Mr Day said figures he had studied from the past 58 years in Mackay showed the district had received only about 850mm rain in the 12 months to June this year; an occurrence of only once in every 14 years according to the data.
“The weather continues to be extremely dry and we are all hoping for some rain,” Mr Day said.
“But we can only deal with the cards presented to us.”
Mr Day said the dry crop meant cane quality had remained “relatively good” with low soil and trash levels.
He said as of last Sunday (September 2), about 2.8Mt of cane had been crushed, which was about 58 per cent of the estimated 4.8Mt to be crushed by Mackay Sugar this season.
“Overall, we have crushed 280,000t more than this time last year,” Mr Day said.
“Season to day we are $2.6M better than budget in sugar recovery and $3.5M better than last year.”
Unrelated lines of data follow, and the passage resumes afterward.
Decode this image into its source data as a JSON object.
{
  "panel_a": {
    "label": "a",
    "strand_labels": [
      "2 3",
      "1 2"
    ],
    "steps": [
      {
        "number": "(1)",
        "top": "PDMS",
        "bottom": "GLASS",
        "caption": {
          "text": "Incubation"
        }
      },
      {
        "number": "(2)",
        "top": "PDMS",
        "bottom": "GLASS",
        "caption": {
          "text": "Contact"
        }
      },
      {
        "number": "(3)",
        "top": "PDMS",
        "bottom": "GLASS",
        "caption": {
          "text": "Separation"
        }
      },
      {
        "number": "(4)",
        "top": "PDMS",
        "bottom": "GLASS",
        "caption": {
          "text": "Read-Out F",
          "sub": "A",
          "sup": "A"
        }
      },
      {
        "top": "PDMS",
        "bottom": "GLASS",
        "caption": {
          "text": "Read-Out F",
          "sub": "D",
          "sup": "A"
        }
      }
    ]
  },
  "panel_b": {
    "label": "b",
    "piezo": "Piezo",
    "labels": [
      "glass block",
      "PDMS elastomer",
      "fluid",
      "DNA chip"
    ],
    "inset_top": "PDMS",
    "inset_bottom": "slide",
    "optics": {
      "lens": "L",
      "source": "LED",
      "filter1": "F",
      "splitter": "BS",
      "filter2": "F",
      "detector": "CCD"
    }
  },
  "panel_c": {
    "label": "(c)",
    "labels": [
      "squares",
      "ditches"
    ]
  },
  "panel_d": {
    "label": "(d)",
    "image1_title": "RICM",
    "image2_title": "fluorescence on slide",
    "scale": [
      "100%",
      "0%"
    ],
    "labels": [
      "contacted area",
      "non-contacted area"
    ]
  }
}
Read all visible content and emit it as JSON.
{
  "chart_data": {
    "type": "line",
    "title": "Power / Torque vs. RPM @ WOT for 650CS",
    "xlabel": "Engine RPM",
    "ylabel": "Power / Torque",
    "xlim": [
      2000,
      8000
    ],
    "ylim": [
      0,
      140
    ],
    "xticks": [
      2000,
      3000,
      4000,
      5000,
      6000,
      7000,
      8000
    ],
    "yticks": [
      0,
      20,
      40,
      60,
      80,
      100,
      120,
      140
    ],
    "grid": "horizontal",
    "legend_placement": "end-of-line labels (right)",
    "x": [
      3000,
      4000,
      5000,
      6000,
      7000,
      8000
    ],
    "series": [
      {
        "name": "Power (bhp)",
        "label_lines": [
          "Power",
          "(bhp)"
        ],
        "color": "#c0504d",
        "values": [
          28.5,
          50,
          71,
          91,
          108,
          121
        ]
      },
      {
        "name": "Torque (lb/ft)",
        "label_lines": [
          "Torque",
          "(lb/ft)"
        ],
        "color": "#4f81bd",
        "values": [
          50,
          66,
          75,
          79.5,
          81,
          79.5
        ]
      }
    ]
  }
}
Mr Day said, at this rate, the crush was expected to finish about November 4-6.
This week, the company reported another consistent week’s performance for the Mackay mills with 217,566 tonnes crushed for the week and a slight increase in PRS, a Mackay Sugar spokesperson said.
The spokesperson said Farleigh had a short maintenance stop to change shredder tips and the most significant stoppages for the week were problems with high loads on the No 3 mill underfeed roller.
“Marian had a scheduled stop to clean evaporators and undertake maintenance with the major stoppage for that factory was as a result of a damaged plate on 3A mill,” the spokesperson said.
“High PRS is putting continual pressure on the process house and maximising of sugar rate is the focus for maintenance activities in this area.”
The spokesperson said Racecourse also had a scheduled maintenance stop to carry out an evaporator clean and undertake maintenance work, with the most significant stoppage for the week to repair a broken underfeed roller chain on No 1 mill.